Fates hanging by a thread – but does the bell toll for businesses, or Metro?

Fates hanging by a thread – but does the bell toll for businesses, or Metro?

Local businesses in Rozelle affected by the CBD Metro remain in a state of limbo over the fate of the project, while new Premier Kristina Keneally considers her options regarding the Government’s 2031 Transport Blueprint.

Although the CBD Metro is expected to survive in some form, Ms Keneally has repeatedly refused to rule out cutting the Rozelle leg of the project. In the meantime, however, D-Day edges closer for businesses set to be compulsorily acquired, with affected business receiving letters indicating that writs would be issued in mid-January.

Last week, local Rozelle business representative David Hunt called the letters of intention from Sydney Metro “untimely and inappropriate.”

Mr Hunt is Sales Manager of the Retravision store on Darling Street, a business which is earmarked to make way for the proposed Metro station alongside more than a dozen others.

“You don’t sentence judgement on someone or something until you have read the evidence and passed judgement,” he said. “Sydney Metro feels it is above scrutiny and judgement. I call on the Sydney Metro Authority and the NSW Transport Minister to respect the process of the NSW Department of Planning … by deferring any action against the affected property owners and business sought by the Metro, until after full approval and scrutiny from the Department of Planning.”

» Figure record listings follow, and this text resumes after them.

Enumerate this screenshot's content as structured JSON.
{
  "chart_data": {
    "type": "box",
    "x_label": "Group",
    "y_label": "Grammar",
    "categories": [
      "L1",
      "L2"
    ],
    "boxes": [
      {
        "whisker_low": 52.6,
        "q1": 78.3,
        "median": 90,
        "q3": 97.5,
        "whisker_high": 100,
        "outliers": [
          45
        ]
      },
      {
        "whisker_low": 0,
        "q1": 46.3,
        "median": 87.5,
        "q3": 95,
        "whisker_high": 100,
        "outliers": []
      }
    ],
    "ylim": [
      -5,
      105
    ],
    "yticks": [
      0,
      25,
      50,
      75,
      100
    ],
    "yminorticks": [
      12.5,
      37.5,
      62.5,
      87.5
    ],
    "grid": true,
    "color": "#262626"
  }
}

Earlier this month, a letter from Balmain MP Verity Firth to Transport Minister David Campbell was leaked to the media. In it, she questioned an integral part of the project – the creation of a bus interchange at Rozelle, an outcome she described as “unacceptable to local residents”. Ms Firth cited local fears that bus services to Balmain would be cut in a bid to force passenger numbers higher on the Metro.

The letter also asked for confirmation that Sydney Metro Authority was not looking to increase density in Rozelle. Critics of the project argue such an assurance would undermine the viability of the project.

But a spokesperson for Ms Firth played down any suggestion the Metro had lost her in-principle backing. “Verity still supports the Metro as part of an integrated public transport system,” he said. “The questions are over how that happens and when that happens.”

A spokesperson for Sydney Metro declined to comment on speculation. “We’re just getting on with the job of completing Stage 1 of the Metro project, as we’ve been tasked to do,” he said.

Spokespeople from various government departments failed to offer an indication as to when a decision on the Transport Blueprint would be announced.